Data Cleaning, Processing and Extraction
I was requested to perform an annual Customer Database Credit Analysis in order to see all customer’s behavior regarding Risk Category, Payment Terms, Average Days to Pay, Credit Limit, Sum of Invoice Balance, Gross Sales Volume from current and prior year.
After extracting all the information from the database, creating a pivot table to show the most relevant information and combine specific company codes, specific years, etc.

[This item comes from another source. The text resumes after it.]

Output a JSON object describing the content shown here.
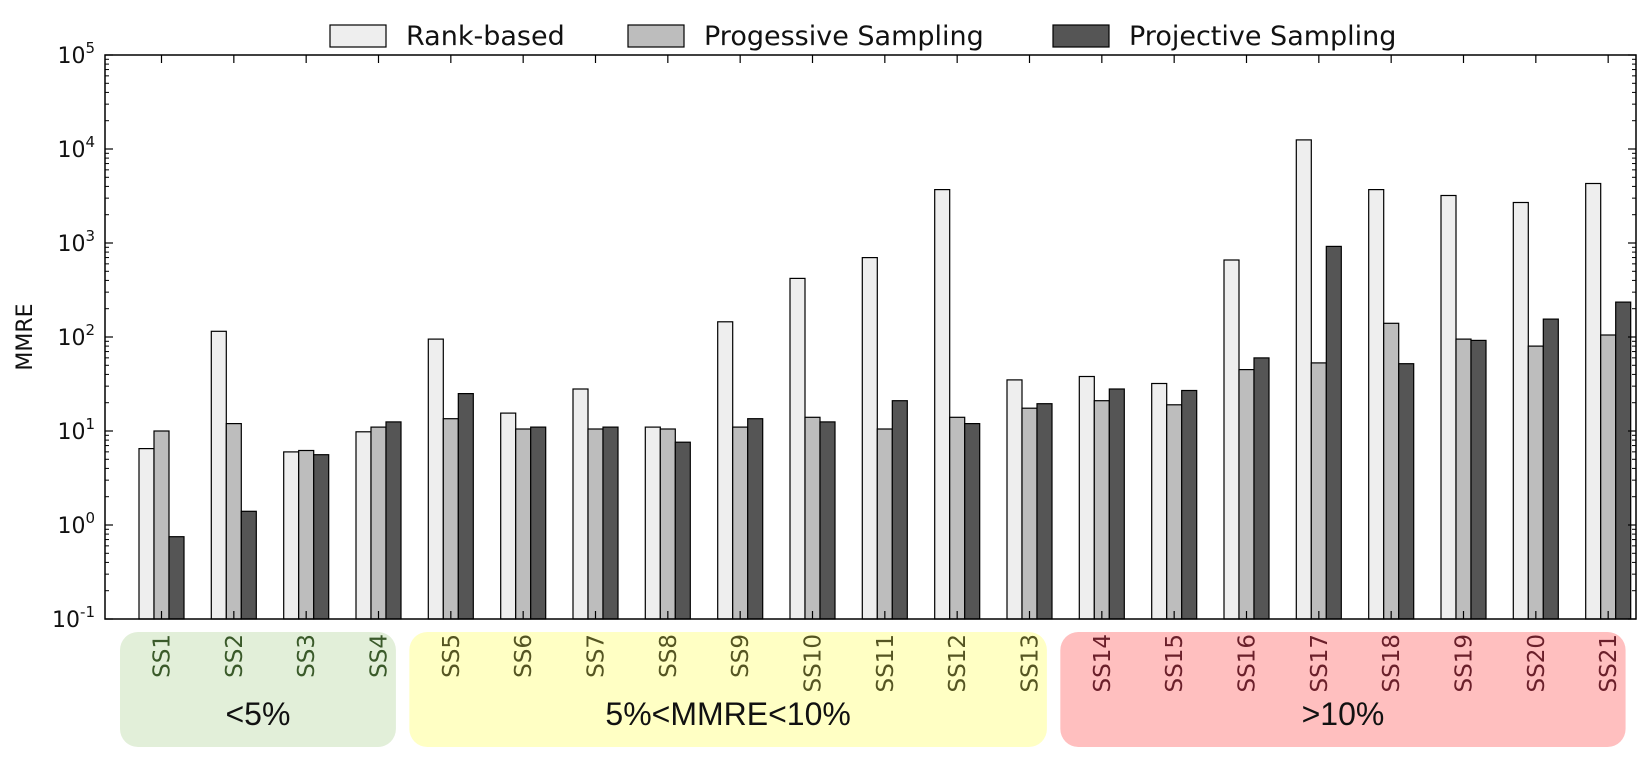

I finally had a dataset I could work with that I could clean and process.
I had this dataset to start with
> colnames(credit)
“CC” “Customer.Name” “Customer.Number” “Risk.Category” “Current.Credit.Limit” “Payment.Terms” “Average.of.ADP.Year” “Sum.of.Invoice.Balance” “Sum.of.Prior.Year.GSV” “Sum.of.Current.GSV”
Data that I had to clean and process as follows:
> colnames(creditv3)
“CC” “Customer.Name” “Customer.Number” “Risk.Category” “Current.Credit.Limit” “Currency” “Payment.Terms” “Payment.Terms.Days” “Average.of.ADP.Year” “ADP.to.PT” “ADP.Comment” “Sum.of.Invoice.Balance” “Sum.of.Prior.Year.GSV” “Sum.of.Current.GSV” “GSV.Difference” “GSV.Comment” “Invoice.to.GSV”
Customer Dataset
As it can be seen I added important columns that will be quite helpful for vizualisation, such as:
Payment.Terms.Days: In which I extracted the number of days from the whole text to compare against ADP (Average days to pay).
ADP.to.PT and ADP.Comment: In which I can compare how much does it take for the customer to pay, comparing ADP against Payment Terms Days, and whether it pays on time or overdue, which will also be very helpful for visualization.
GSV.Difference GSV.Comment: In which I compare how much of an increase or decrease every customer had from prior year, and the GSV comment which will tell me whether the customer increased or decreased which will be helpful for visualization as well.
Invoice.to.GSV: Lastly this comment which is a comparison of Sum of Invoice Balance against Current GSV which is an important metric that can tell you the situation of the customer.
Data Visualization
ggplot(data=creditv2, mapping=aes(x=GSV.Difference, y=Invoice.to.GSV)) +
geom_point(aes(color=ADP.Comment,shape=GSV.Comment))+
scale_color_manual(values = c(“On Time” = “darkolivegreen3”, “Overdue” = “brown2”))
In this first visualization it can be appreciated all the customers as a whole, regarding whether they had and Increase or decrease in GSV comparing against prior year, and how much the sum of invoice balance represents compared with the current GSV, also the distinction of ADP Comment in color, whether the customer pays on time or overdue.
ggplot(data=creditv3, mapping=aes(x=GSV.Difference, y=Invoice.to.GSV)) +
geom_point(aes(color=ADP.Comment,shape=GSV.Comment))+
facet_wrap(~Risk.Category)+
scale_color_manual(values = c(“On Time” = “darkolivegreen3”, “Overdue” = “brown2”))+
scale_x_continuous(breaks=seq(-1,5,by=1))
Then this second visualization was generated, in which it can be appreciated the population grouped by Risk Category, making it easier to target specific groups and suggest a credit limit
Conclusions
After cleaning and processing the dataset, we have generated important metrics which are quite valuable when evaluating a customer’s behavior in order to determine whether its credit limit should remain, increase or decrease. Thanks to the visualizations, the job can be done in no time as the population can be viewed as a whole and as a group of its own and then targeted, then based on its behavior the proper suggestion can be made.